A Texas judge ruled on Thursday that a hospital’s plan to remove an 11-month-old girl from life support over her family’s objections could proceed, the latest twist in a case that has drawn notice from conservatives around the state.
The child, Tinslee Lewis, was born prematurely and suffers from a rare heart defect and other health issues, according to Cook Children’s Medical Center in Fort Worth, where she had been treated for 11 months. Doctors there had done everything possible to save Tinslee’s life, but ultimately concluded that they could not do so, the hospital said in a statement.
The case has become a rallying cry for conservative politicians and some religious groups, and Tinslee’s mother, Trinity Lewis, has received legal support from the group Texas Right to Life, according to its website. The group opposes what’s known as the 10-day rule, a state policy that puts a temporary stop on the withdrawal of life support if a family objects. Some opponents of the policy object to the hospital, rather than the family, having the final say over whether life support is removed at the end of the 10-day delay.
“I want to be the one to make the decision for her,” Ms. Lewis said at a hearing last month, according to The Associated Press.
The delay is intended to allow families time to find other medical facilities willing to take such patients and keep them on life support. Cook Children’s said that it had reached out to more than 20 facilities and specialists to continue caring for Tinslee, but that none would agree to accept her.

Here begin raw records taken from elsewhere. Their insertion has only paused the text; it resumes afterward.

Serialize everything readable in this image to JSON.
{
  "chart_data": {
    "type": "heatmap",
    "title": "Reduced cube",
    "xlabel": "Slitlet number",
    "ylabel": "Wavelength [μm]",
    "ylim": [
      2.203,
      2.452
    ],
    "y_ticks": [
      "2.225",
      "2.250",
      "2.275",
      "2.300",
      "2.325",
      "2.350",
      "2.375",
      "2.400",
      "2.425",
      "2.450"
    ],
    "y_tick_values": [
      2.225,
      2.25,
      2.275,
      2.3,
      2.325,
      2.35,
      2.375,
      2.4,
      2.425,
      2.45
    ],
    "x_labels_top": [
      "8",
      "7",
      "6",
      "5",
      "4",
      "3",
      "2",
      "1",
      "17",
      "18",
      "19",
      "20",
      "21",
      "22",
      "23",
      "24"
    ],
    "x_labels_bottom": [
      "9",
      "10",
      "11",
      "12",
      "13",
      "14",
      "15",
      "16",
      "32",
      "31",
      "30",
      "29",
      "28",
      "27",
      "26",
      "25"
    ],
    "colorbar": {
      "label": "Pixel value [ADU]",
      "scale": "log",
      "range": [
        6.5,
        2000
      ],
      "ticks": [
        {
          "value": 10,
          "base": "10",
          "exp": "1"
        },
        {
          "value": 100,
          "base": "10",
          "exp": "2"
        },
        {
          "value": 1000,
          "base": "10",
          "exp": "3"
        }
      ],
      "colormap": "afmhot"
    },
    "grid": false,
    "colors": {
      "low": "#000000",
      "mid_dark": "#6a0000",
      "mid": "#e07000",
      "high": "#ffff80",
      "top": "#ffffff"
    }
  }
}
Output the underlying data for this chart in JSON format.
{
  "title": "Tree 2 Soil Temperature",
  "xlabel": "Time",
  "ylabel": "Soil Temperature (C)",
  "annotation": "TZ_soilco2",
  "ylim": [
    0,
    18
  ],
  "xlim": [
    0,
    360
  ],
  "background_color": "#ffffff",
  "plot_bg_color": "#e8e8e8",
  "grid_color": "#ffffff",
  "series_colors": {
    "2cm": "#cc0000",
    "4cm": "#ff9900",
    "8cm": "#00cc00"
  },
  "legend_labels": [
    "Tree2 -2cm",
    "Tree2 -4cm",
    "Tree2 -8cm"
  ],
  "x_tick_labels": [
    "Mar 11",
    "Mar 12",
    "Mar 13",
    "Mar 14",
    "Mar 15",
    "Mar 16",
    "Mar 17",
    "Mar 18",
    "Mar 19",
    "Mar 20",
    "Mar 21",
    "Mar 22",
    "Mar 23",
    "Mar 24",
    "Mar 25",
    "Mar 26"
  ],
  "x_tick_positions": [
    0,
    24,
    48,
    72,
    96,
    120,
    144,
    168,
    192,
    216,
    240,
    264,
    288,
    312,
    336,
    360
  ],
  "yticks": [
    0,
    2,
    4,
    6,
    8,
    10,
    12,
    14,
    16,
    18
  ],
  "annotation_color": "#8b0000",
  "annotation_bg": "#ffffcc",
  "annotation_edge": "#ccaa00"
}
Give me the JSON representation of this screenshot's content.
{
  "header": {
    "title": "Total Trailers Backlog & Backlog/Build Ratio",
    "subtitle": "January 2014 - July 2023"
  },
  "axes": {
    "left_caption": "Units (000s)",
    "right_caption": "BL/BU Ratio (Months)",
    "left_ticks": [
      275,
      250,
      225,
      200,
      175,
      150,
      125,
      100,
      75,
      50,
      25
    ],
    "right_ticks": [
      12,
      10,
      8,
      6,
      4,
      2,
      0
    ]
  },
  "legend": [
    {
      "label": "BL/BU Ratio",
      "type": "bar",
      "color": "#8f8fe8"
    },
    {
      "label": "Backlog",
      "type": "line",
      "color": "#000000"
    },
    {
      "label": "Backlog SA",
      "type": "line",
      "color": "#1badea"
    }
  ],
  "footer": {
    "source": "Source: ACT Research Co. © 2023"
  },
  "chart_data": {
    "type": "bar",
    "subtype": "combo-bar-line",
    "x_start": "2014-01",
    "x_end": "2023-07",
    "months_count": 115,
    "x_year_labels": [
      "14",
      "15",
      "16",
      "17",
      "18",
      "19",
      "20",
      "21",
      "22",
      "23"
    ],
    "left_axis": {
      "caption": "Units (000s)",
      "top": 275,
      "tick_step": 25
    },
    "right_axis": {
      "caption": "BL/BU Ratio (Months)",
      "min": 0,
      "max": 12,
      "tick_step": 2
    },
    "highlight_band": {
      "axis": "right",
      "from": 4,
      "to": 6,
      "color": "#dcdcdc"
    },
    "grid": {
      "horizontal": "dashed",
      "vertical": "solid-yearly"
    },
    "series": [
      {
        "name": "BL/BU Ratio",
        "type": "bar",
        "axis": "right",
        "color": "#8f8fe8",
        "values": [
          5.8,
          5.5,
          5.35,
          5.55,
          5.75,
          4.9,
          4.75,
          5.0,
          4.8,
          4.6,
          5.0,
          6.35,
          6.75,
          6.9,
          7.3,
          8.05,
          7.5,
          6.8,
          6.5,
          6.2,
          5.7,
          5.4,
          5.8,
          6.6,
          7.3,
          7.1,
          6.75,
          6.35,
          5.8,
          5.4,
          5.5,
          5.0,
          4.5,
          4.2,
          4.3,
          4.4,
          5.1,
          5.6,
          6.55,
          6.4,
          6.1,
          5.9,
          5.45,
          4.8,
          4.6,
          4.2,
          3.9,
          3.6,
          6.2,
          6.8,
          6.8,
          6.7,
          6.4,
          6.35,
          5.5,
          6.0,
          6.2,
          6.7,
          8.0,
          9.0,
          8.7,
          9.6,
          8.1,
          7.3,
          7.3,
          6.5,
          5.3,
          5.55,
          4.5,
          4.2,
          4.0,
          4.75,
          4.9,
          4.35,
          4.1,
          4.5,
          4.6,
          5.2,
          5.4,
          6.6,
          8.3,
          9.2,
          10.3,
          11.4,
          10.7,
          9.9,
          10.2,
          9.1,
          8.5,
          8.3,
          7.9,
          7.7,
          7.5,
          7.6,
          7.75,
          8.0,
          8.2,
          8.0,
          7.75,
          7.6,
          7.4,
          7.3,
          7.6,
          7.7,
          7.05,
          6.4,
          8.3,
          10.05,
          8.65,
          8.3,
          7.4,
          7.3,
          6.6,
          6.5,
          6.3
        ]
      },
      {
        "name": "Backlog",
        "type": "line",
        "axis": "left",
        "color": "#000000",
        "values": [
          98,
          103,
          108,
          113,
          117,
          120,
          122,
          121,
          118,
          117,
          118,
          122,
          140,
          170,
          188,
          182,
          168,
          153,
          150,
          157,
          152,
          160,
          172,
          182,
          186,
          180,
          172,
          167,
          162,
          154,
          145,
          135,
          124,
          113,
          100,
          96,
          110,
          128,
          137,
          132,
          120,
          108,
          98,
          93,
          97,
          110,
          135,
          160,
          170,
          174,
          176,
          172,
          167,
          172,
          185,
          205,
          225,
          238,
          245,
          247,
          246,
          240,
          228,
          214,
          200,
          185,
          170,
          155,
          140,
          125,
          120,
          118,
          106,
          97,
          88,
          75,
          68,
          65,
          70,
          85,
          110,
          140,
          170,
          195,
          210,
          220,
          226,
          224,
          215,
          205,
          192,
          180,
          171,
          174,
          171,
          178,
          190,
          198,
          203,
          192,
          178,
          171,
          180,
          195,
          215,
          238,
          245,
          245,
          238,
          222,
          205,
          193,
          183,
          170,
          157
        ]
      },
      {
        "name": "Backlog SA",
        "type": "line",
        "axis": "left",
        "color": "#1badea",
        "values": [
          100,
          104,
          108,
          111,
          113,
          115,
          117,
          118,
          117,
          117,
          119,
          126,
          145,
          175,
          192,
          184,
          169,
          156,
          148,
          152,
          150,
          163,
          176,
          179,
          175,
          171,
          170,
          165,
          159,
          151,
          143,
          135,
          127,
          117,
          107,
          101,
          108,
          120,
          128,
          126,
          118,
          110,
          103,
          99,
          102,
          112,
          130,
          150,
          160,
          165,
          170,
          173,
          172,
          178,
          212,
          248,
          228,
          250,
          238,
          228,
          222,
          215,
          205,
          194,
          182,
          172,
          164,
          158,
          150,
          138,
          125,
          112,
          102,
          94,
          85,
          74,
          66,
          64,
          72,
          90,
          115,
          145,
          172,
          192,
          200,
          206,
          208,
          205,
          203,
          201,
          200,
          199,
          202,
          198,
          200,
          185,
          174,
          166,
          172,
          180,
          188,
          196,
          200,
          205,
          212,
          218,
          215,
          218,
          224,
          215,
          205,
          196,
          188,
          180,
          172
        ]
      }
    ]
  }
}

“Cook Children’s has been devoted to this precious baby her entire life, providing compassionate, round-the-clock, intensive care and attention since she arrived at our hospital 11 months ago,” the hospital’s statement said.
But it maintained that she was suffering from severe sepsis, and was heavily medicated with painkillers, sedatives and paralytics.
“Her body is tired. She is suffering,” the statement said.
The hospital had planned to remove life support in November, after its ethics committee agreed with an assessment by medical experts. Another judge blocked that step before he was removed from the case when the hospital raised questions about his impartiality.
Ms. Lewis had asked another judge, Chief Justice Sandee Bryan Marion of the state’s Fourth Court of Appeals, to grant an injunction stopping the hospital from removing life support. Ms. Marion denied that request on Thursday.
Joseph M. Nixon, a lawyer for Ms. Lewis, said that he had filed a notice of appeal and would file a motion for emergency relief on Thursday afternoon, effectively stopping the hospital from removing Tinslee from life support.
The hospital agreed not to take any action to remove life support for a week to give Mr. Nixon and his team time to file those motions.
Mr. Nixon added that a team of supporters was still trying to find another medical facility that would take Tinslee.
“The culprit in this case is the statute,” he said in a brief phone interview, referring to the so-called 10-day rule.
The case has attracted attention throughout the state. In December, a group of 16 state lawmakers cited the case in a letter to Gov. Greg Abbott urging him to call lawmakers into a special session to repeal the 10-day rule.
In November, the state’s attorney general, Ken Paxton, filed a friend-of-the-court brief in support of Ms. Lewis’s case, arguing that letting the hospital withdraw life support would violate the constitutional right to life.
“Patients must be heard and justly represented when determining their own medical treatment, especially when the decision to end treatment could end their life,” he said at the time.